Mardi, au Sénat, les débats autour de l'article 13 du projet de loi d'orientation agricole ont suscité de vives tensions. Cet article vise à dépénaliser les atteintes non intentionnelles à la biodiversité, une mesure qui divise profondément les parlementaires. Alors que la gauche a tenté, sans succès, de faire supprimer cet article, la majorité sénatoriale, soutenue par le gouvernement, a choisi de renforcer cette disposition controversée.
Une « dépéna lisation » qui interroge
L'article 13 prévoit de remplacer les sanctions pénales actuellement en vigueur – trois ans d'emprisonnement et une amende de 150 000 euros – par une simple amende administrative de 450 euros lorsque les atteintes à la biodiversité ne sont pas intentionnelles. Cette modification a été vivement critiquée par les sénateurs écologistes, à l'image de Daniel Salmon, qui a dénoncé ce qu'il considère comme "un permis de détruire la biodiversité".
De leur côté, les défenseurs de l'article, comme le rapporteur Laurent Duplomb (LR), estiment que la mesure apporte davantage de proportionnalité. Selon lui, les agriculteurs, souvent sanctionnés pour des infractions mineures, se sentent injustement traités comme des délinquants. Il a comparé cette nouvelle approche à un stationnement interdit sanctionné par une amende, arguant que des erreurs administratives sans impact majeur sur l'environnement ne devraient pas relever du pénal.
La ministre de l'Agriculture, Annie Genevard, a rappelé que le droit pénal repose sur le principe d’intentionnalité et qu'il n’y avait pas lieu de déroger à cette règle en matière environnementale. Elle a affirmé que l’objectif n’était pas de banaliser la destruction de la biodiversité. L'intentionnalité, a-t-elle précisé, restera évaluée par les juges.
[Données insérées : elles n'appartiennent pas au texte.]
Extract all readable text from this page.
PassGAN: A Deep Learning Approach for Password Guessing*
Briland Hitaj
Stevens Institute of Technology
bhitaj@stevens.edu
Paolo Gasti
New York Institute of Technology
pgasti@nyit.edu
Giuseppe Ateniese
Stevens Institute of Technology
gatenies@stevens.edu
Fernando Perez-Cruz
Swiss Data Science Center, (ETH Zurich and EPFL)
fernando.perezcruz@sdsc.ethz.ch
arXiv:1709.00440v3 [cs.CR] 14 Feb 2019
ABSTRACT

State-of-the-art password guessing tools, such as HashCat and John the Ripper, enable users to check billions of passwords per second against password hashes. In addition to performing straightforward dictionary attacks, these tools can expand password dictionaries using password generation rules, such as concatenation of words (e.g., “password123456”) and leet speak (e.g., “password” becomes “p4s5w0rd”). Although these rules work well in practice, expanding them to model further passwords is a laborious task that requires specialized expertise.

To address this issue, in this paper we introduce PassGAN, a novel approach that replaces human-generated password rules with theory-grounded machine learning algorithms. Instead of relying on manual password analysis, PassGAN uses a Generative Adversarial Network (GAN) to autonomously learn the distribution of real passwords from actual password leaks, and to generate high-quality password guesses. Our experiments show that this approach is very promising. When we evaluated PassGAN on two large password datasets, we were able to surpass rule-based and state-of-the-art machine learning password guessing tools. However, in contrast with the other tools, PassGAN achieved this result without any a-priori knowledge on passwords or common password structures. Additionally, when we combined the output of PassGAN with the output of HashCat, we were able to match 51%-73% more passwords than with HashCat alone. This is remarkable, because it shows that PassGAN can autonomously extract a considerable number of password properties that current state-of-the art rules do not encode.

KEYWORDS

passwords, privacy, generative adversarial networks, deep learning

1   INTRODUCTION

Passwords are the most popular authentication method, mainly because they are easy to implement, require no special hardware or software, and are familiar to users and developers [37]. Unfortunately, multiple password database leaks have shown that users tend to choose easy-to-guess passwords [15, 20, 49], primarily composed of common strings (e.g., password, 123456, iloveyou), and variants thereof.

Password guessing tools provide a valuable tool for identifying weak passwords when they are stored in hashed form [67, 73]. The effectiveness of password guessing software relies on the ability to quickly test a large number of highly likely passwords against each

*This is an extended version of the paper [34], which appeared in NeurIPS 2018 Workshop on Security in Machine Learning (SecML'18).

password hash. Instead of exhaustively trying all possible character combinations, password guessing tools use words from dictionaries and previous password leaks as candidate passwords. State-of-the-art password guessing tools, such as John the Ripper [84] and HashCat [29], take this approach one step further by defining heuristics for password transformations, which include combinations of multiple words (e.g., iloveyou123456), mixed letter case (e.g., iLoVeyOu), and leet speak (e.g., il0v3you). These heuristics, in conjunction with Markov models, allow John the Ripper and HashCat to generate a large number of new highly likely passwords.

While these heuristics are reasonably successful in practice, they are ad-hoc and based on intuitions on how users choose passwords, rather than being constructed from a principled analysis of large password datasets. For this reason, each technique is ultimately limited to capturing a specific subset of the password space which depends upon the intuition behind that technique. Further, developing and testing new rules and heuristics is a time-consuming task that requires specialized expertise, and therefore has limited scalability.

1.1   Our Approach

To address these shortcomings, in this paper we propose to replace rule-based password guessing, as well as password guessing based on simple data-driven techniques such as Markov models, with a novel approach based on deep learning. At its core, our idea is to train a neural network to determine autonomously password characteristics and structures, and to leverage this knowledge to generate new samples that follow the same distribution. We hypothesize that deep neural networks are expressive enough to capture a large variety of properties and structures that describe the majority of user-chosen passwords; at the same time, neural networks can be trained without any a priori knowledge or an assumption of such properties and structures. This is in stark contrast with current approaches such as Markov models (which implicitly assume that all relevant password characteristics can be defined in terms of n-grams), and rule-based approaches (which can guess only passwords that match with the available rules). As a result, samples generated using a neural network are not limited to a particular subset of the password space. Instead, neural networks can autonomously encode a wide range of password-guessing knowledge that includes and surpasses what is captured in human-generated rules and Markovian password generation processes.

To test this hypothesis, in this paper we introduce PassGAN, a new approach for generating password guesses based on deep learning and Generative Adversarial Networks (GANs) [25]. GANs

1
Une opposition écologiste virulente
Le ton est monté dans l’hémicycle, notamment lors des interventions écologistes. Yannick Jadot, sénateur écologiste, s’en est pris durement à la majorité sénatoriale et au gouvernement, accusés de sous-estimer l'urgence de la crise écologique. "On ne peut pas être dans le négationnisme de l’effondrement de la biodiversité", a-t-il déclaré, déclenchant des réactions indignées sur les bancs de la droite.
Le sénateur LR Pierre Cuypers, exploitant agricole, a vivement réagi, défendant le monde agricole qu’il estime injustement attaqué. La ministre Genevard, de son côté, s'est efforcée de tempérer les débats en soulignant le caractère non intentionnel des cas envisagés par l'article 13. Elle a donné l’exemple d’un accident impliquant un animal protégé, pour illustrer la nécessité d'introduire une mesure de "proportionnalité".
Un débat exacerbé
Les échanges se sont envenimés lorsque certains sénateurs ont dénoncé l’utilisation du terme "négationnisme". Yannick Jadot, accusé implicitement de banaliser un terme historiquement chargé, s’est défendu vigoureusement, affirmant que ses propos avaient été déformés. Ce moment de vive confrontation a marqué le débat, amplifiant les dissensions déjà présentes.
Une extension critiquée
Sur le fond, l'article a été modifié pour étendre la dépénalisation à d'autres réglementations, notamment celles relatives aux installations classées pour la protection de l’environnement (ICPE). Cette extension a été jugée "dangereuse" par plusieurs voix, y compris celle de la ministre Genevard, qui a mis en garde contre les risques constitutionnels de cette modification. La possibilité, pour l’administration, d'imposer un stage de sensibilisation aux fautifs a également été supprimée, jugée "infantilisante" par Laurent Duplomb.
Malgré ces ajustements, l’article 13 continue de susciter des inquiétudes et pourrait être remis en question lors des prochaines étapes du processus législatif. La charge symbolique de ce débat reflète les divergences profondes entre les priorités environnementales et les considérations pragmatiques du monde agricole.